Tens of striking machine operators, truck drivers and hundreds of general labourers braved attempts by armed police officers to kick them out of the dam site even as officials at China Gezhouba Group Company Limited, the company tasked with delivering the Sh64 billion project, pleaded with them to resume work.
“Many of us are parents with children in school. We are supposed to take our children back to school tomorrow. Yet we are broke. We have not been paid for more than 45 days. Police officers are ejecting us from the dam site without telling us where we should go when we are broke.
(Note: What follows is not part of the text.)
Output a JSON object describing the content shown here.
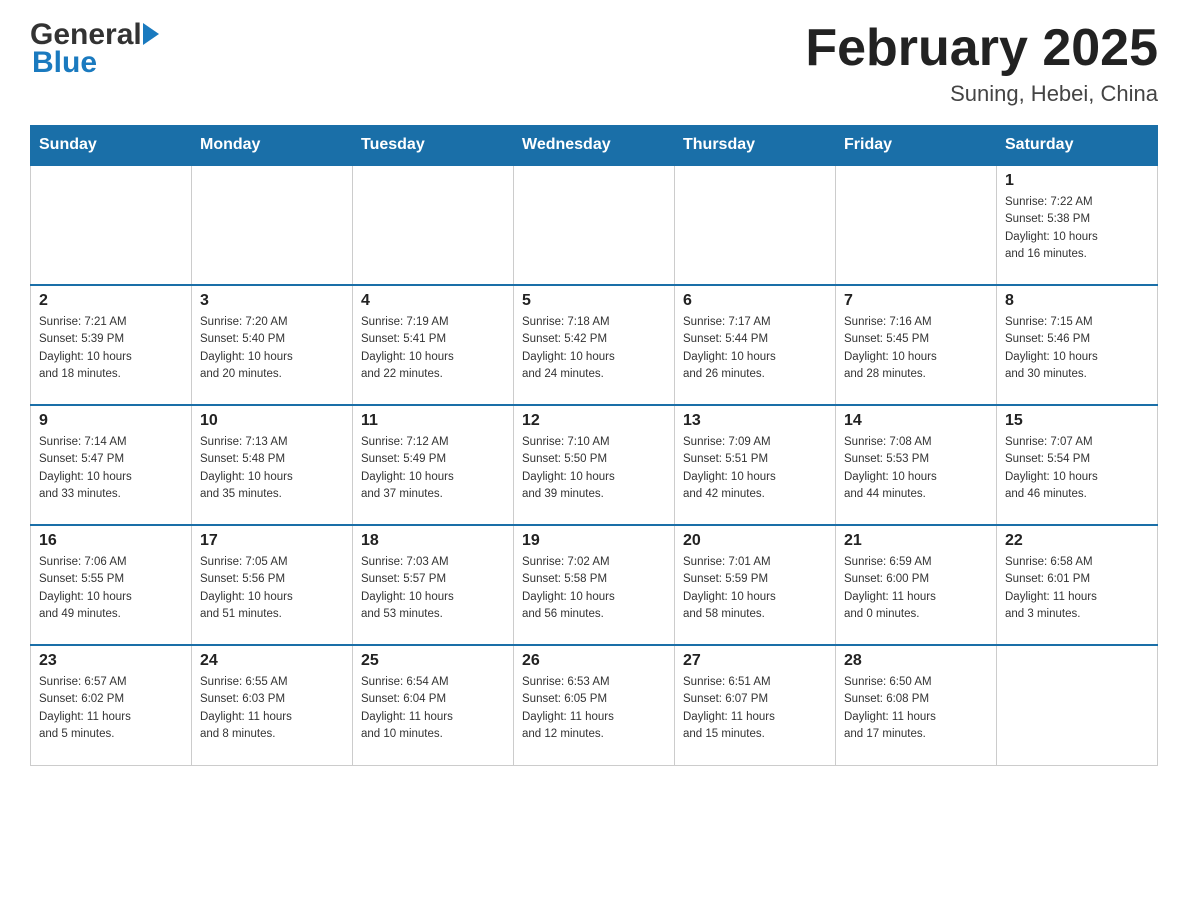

We have no money to pay for our rented houses. We are devastated,” a striking Thwake Dam worker told Nation on condition of anonymity to avoid being victimised.
“Talk is rife that the Chinese company will also not be able to afford the May salaries. Our bosses have pleaded with us to bear with the situation but we have defied them and decided to down tools to make our voice heard,” another worker told the Nation in an interview.
Attempts by the Nation to get a comment from the China Gezhouba Group Company Limited bosses were futile.
They were said to be holed up in a meeting over the strike that had also gotten government officials concerned.
A statement posted by managers of the Chinese company on the main gate of the Thwake Dam project site blames the national government for the delay in salaries.
“The delay in the payment of March/April salaries has been caused by the current financial crisis in the government of Kenya. Whereby payment to the company has not been made for a long time. The employer/company is therefore not able to facilitate your salary payment on the 5th as it has done before. We deeply apologise for this inevitable situation and kindly ask all employees to be patient with us as we purpose to solve this inconvenience. We greatly value your work and we will pay you at the earliest convenience,” reads a part of the statement seed by the Nation.
A Ministry of Water and Irrigation official privy to the strike exuded confidence work would resume.
“I am sure the government will give the contractor money this week,” he told Nation in confidence as protocol bars him from commenting on the Vision 2030 project. Thwake Multipurpose Dam project is the biggest water project by President William Ruto’s administration in the region. In the latest visit to the project site, Water and Irrigation Cabinet Secretary Alice Wahome announced the extension of the deadline for the completion of the first part of the project, which entails setting up the water reservoir, to February next year.
“We shall not extend the deadline again,” she said.
The dam is designed to address water woes in the semi-arid region and provide water for use at the upcoming Konza Tecnocity.